Figure 2.

An extended BTB domain binds UBN2 and GATAD2B; NuRD interaction is stabilized by ZNF639.A, volcano plot of protein enrichments in anti-FLAG AP-MS from mESCs expressing endogenous ZBTB2-3xFLAG compared with parental untargeted mESCs. ZBTB2 and partner TFs are indicated in blue, NuRD subunits in red, and HiRA subunits in green. B, bait-normalized log2 fold-enrichment of ZNF639, HiRA subunits, and NuRD subunits in AP-MS from mESCs overexpressing ZBTB2-AVI alleles with indicated mutations compared with overexpressing WT ZBTB2-AVI. All baits (Table S4) were induced with DOX in Zbtb2^−/−Zbtb25^−/− mESCs. C, diagram of ZBTB2 constructs used for Y2H analysis; plus and minus indicate positive and negative interactions as in panels E and F. D–G, colony growth on SD-Ade/-His/-Trp/-Leu/+X-alpha-Gal/+Aureobasidin A (QDOXA) plates of strains expressing indicated proteins. Bait constructs are vertical (D and E) and horizontal (F and G), and prey constructs are horizontal (D and E) and vertical (F and G).
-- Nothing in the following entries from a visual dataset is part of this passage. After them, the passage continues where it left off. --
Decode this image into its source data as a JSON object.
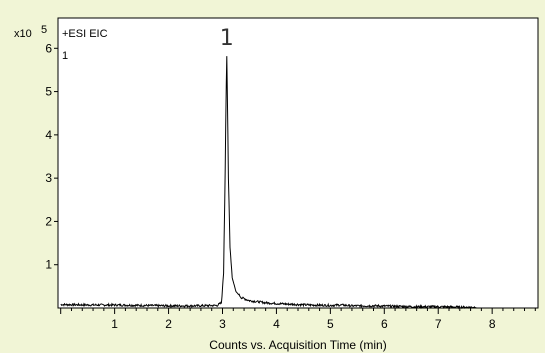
{
  "chart_data": {
    "type": "line",
    "series_label": "+ESI EIC",
    "trace_index": "1",
    "y_multiplier_base": "x10",
    "y_multiplier_exp": "5",
    "xlabel": "Counts vs. Acquisition Time (min)",
    "xlim": [
      -0.05,
      8.85
    ],
    "ylim": [
      0,
      6.7
    ],
    "x_ticks": [
      1,
      2,
      3,
      4,
      5,
      6,
      7,
      8
    ],
    "y_ticks": [
      1,
      2,
      3,
      4,
      5,
      6
    ],
    "grid": false,
    "annotations": [
      {
        "label": "1",
        "x": 3.08,
        "y": 5.85
      }
    ],
    "series": [
      {
        "color": "#000000",
        "x": [
          0,
          0.5,
          1.0,
          1.5,
          2.0,
          2.5,
          2.9,
          2.98,
          3.02,
          3.05,
          3.07,
          3.08,
          3.09,
          3.11,
          3.14,
          3.18,
          3.25,
          3.35,
          3.5,
          3.8,
          4.2,
          4.6,
          5.0,
          5.2,
          5.4,
          5.8,
          6.2,
          6.6,
          7.0,
          7.4,
          7.7
        ],
        "y": [
          0.08,
          0.07,
          0.07,
          0.06,
          0.05,
          0.05,
          0.06,
          0.12,
          0.8,
          3.2,
          5.2,
          5.82,
          5.0,
          3.0,
          1.4,
          0.7,
          0.38,
          0.24,
          0.17,
          0.12,
          0.09,
          0.07,
          0.06,
          0.07,
          0.05,
          0.05,
          0.04,
          0.03,
          0.03,
          0.02,
          0.02
        ]
      }
    ]
  }
}
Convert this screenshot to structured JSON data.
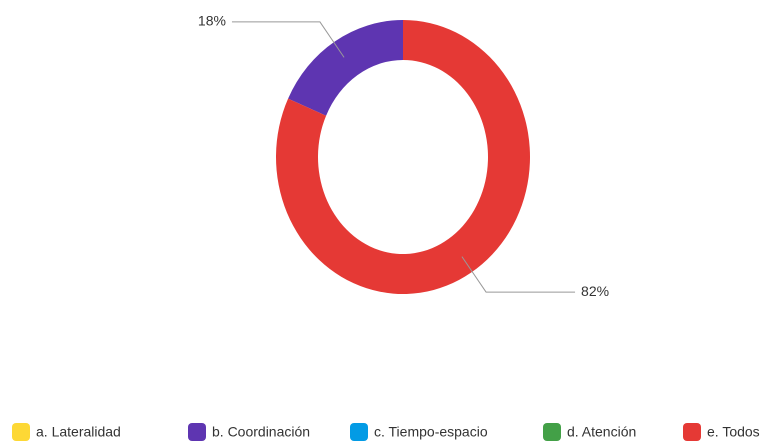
{
  "chart_data": {
    "type": "donut",
    "categories": [
      "a. Lateralidad",
      "b. Coordinación",
      "c. Tiempo-espacio",
      "d. Atención",
      "e. Todos"
    ],
    "values": [
      0,
      18,
      0,
      0,
      82
    ],
    "value_labels": [
      null,
      "18%",
      null,
      null,
      "82%"
    ],
    "colors": [
      "#fdd835",
      "#5e35b1",
      "#039be5",
      "#43a047",
      "#e53935"
    ],
    "legend": "bottom"
  }
}
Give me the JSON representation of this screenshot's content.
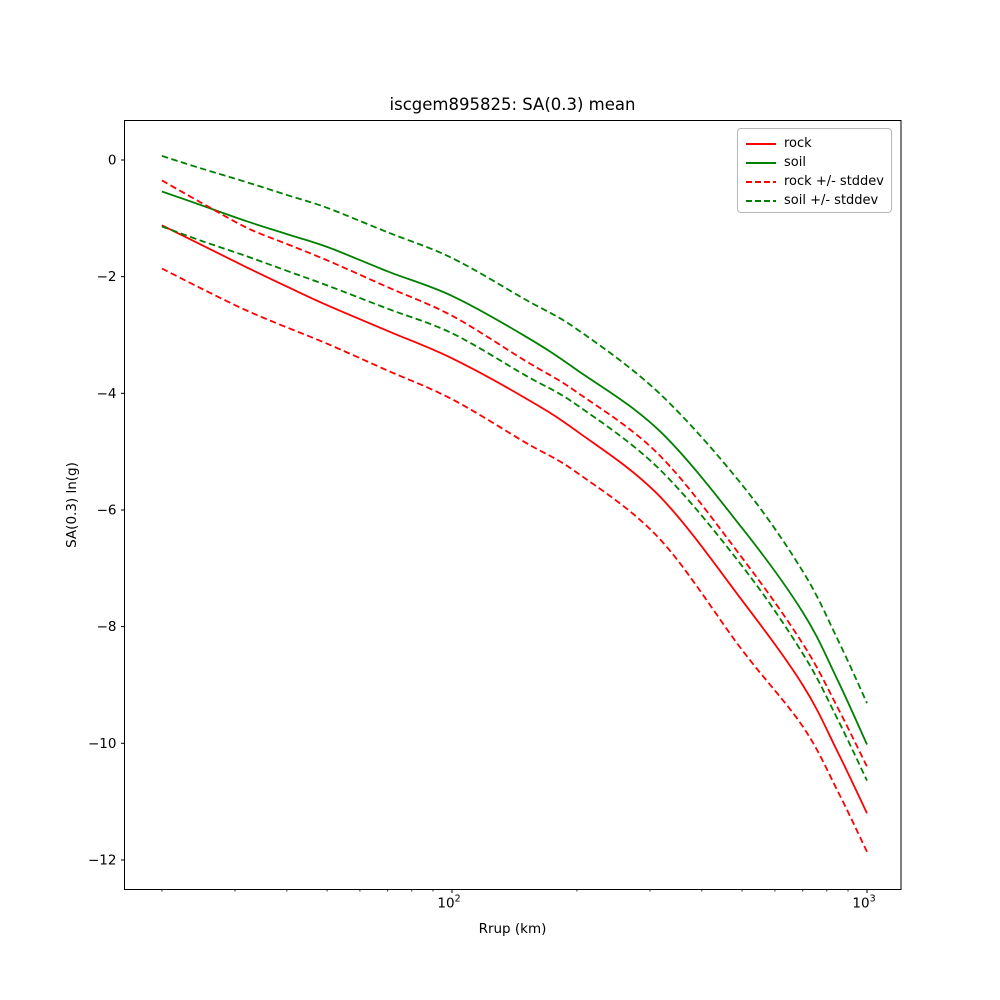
{
  "chart_data": {
    "type": "line",
    "title": "iscgem895825: SA(0.3) mean",
    "xlabel": "Rrup (km)",
    "ylabel": "SA(0.3) ln(g)",
    "x_scale": "log",
    "xlim": [
      16.4,
      1220
    ],
    "ylim": [
      -12.48,
      0.67
    ],
    "grid": false,
    "yticks": [
      0,
      -2,
      -4,
      -6,
      -8,
      -10,
      -12
    ],
    "xticks_major": [
      100,
      1000
    ],
    "xticks_minor": [
      20,
      30,
      40,
      50,
      60,
      70,
      80,
      90,
      200,
      300,
      400,
      500,
      600,
      700,
      800,
      900
    ],
    "x": [
      20,
      25,
      32,
      40,
      50,
      70,
      100,
      150,
      200,
      316,
      500,
      700,
      850,
      1000
    ],
    "series": [
      {
        "name": "rock",
        "color": "#ff0000",
        "style": "solid",
        "values": [
          -1.12,
          -1.46,
          -1.84,
          -2.17,
          -2.49,
          -2.93,
          -3.4,
          -4.08,
          -4.65,
          -5.76,
          -7.55,
          -9.0,
          -10.15,
          -11.2
        ]
      },
      {
        "name": "soil",
        "color": "#008000",
        "style": "solid",
        "values": [
          -0.54,
          -0.78,
          -1.05,
          -1.27,
          -1.49,
          -1.91,
          -2.33,
          -3.02,
          -3.6,
          -4.64,
          -6.31,
          -7.75,
          -8.92,
          -10.02
        ]
      },
      {
        "name": "rock + stddev",
        "color": "#ff0000",
        "style": "dashed",
        "values": [
          -0.35,
          -0.74,
          -1.16,
          -1.44,
          -1.72,
          -2.18,
          -2.67,
          -3.44,
          -3.98,
          -5.06,
          -6.82,
          -8.29,
          -9.39,
          -10.4
        ]
      },
      {
        "name": "rock - stddev",
        "color": "#ff0000",
        "style": "dashed",
        "values": [
          -1.86,
          -2.21,
          -2.58,
          -2.87,
          -3.15,
          -3.61,
          -4.1,
          -4.84,
          -5.36,
          -6.49,
          -8.4,
          -9.71,
          -10.82,
          -11.86
        ]
      },
      {
        "name": "soil + stddev",
        "color": "#008000",
        "style": "dashed",
        "values": [
          0.07,
          -0.15,
          -0.38,
          -0.6,
          -0.82,
          -1.24,
          -1.68,
          -2.39,
          -2.9,
          -4.0,
          -5.57,
          -7.05,
          -8.22,
          -9.31
        ]
      },
      {
        "name": "soil - stddev",
        "color": "#008000",
        "style": "dashed",
        "values": [
          -1.14,
          -1.39,
          -1.65,
          -1.9,
          -2.15,
          -2.55,
          -2.97,
          -3.69,
          -4.2,
          -5.3,
          -6.96,
          -8.46,
          -9.59,
          -10.64
        ]
      }
    ],
    "legend": {
      "position": "upper right",
      "entries": [
        {
          "label": "rock",
          "color": "#ff0000",
          "style": "solid"
        },
        {
          "label": "soil",
          "color": "#008000",
          "style": "solid"
        },
        {
          "label": "rock +/- stddev",
          "color": "#ff0000",
          "style": "dashed"
        },
        {
          "label": "soil +/- stddev",
          "color": "#008000",
          "style": "dashed"
        }
      ]
    }
  }
}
H, volcano plot of protein enrichments in AP-MS of overexpressed ZBTB2-AVI in WT compared with Znf639^−/− mESCs. Color code as in Figure 2A. Dashed lines highlight the difference in NuRD subunit abundance relative to the bait ZBTB2. I, bait-normalized interaction changes as in panel H. ∗p-value < 0.01 and ∗∗p-value < 0.001. AP-MS, affinity purification–MS; BTB, broad-complex, tramtrack, and bric-a-brac; DOX, doxycycline; HiRA, histone regulator A; mESCs, mouse embryonic stem cells; NuRD, nucleosome remodeling and deacetylase; TFs, transcription factors; Y2H, yeast-2-hybrid.